他迷迷糊糊地又闭上了眼睛。
“言?”
费兰又叫了他一声,汤言眼皮颤了颤,却没有睁开。
头好晕,身上好痛。
汤言白皙的小脸已经被烧得两颊通红,眼睛紧紧闭着,眉头皱在一起,原本红肿的唇也开始泛白。
“宝贝,你还没有吃药。”费兰俯下身,怜爱地摸了摸汤言滚烫的小脸。
费兰微凉的手心让汤言感到舒适,他像小动物似的往费兰手心里钻,还轻轻的在上面蹭了蹭脸。
费兰目光微沉,亲昵道:“那我喂你吃好不好?”
他的问话自然是等不来回复,不过费兰显然也不需要任何回答。他分开汤言的唇,轻轻撬开了紧闭的贝齿,手指瞬间被温热湿润的口腔包裹。
费兰将那颗白色小药片塞进汤言嘴里,不知出于什么目的,他夹着那片药,又往里探了探,果然听到汤言在睡梦中发出闷哼声来。
“唔……”
费兰满意抽出手指,牵出一条细细的银.丝。
费兰端起水杯自己喝了一口含在嘴里,在床上那人的一无所知中,捏着他的下巴,贴上他的唇。

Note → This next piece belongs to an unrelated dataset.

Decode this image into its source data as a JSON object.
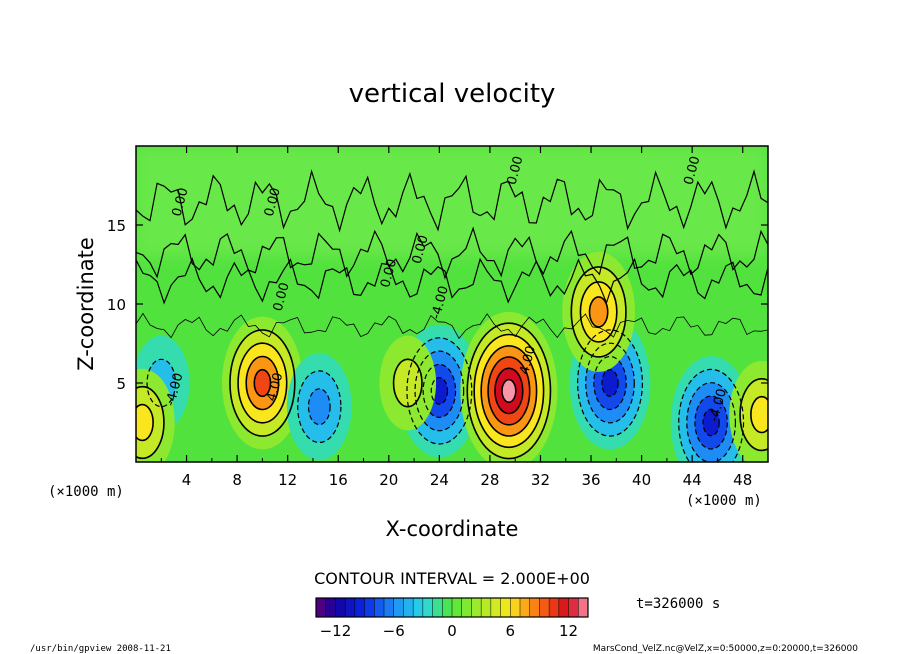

汤言被撬开了牙关,小舌也被压住,只能被动的将口中的液体尽数吞下。
费兰又给汤言喂了些水才停下。
他满足地粗喘一声,从床头抽出纸替汤言擦干净流到唇角和下颌的透明液体。
汤言一直睡到临近黄昏才醒过来。
西沉的阳光不如正午那会儿刺眼,金黄色的光温柔地投射到沙发上坐着读书的人身上。
汤言眯了眯眼,看清楚那个浑身上下仿佛渡了层金边的人是费兰。
“你醒了?”费兰放下手中的书走到床边,仿佛天使走进人间,“感觉好一点了吗?你睡了好久,肚子饿不饿?”
汤言愣愣地看着他没有说话,费兰伸手探了探他的额头,又给他量了一次体温。
“体温正常了。”费兰像是松了口气,湛蓝的眼眸里温柔似水般流淌,“听说中国人生病了爱喝粥,我已经让厨房准备了,随时可以送上来。”
汤言眨了眨眼,有水汽在眼前蔓延。
怎么生个病就变得这么脆弱啊,汤言想,不就是作为病患被人温柔地照顾了一下吗,至于这么感动吗。
“谢谢你,费兰。”汤言的声音有点无力,还有点颤抖,一如他动摇的心。
费兰眉眼低垂,“能照顾你是我的荣幸。”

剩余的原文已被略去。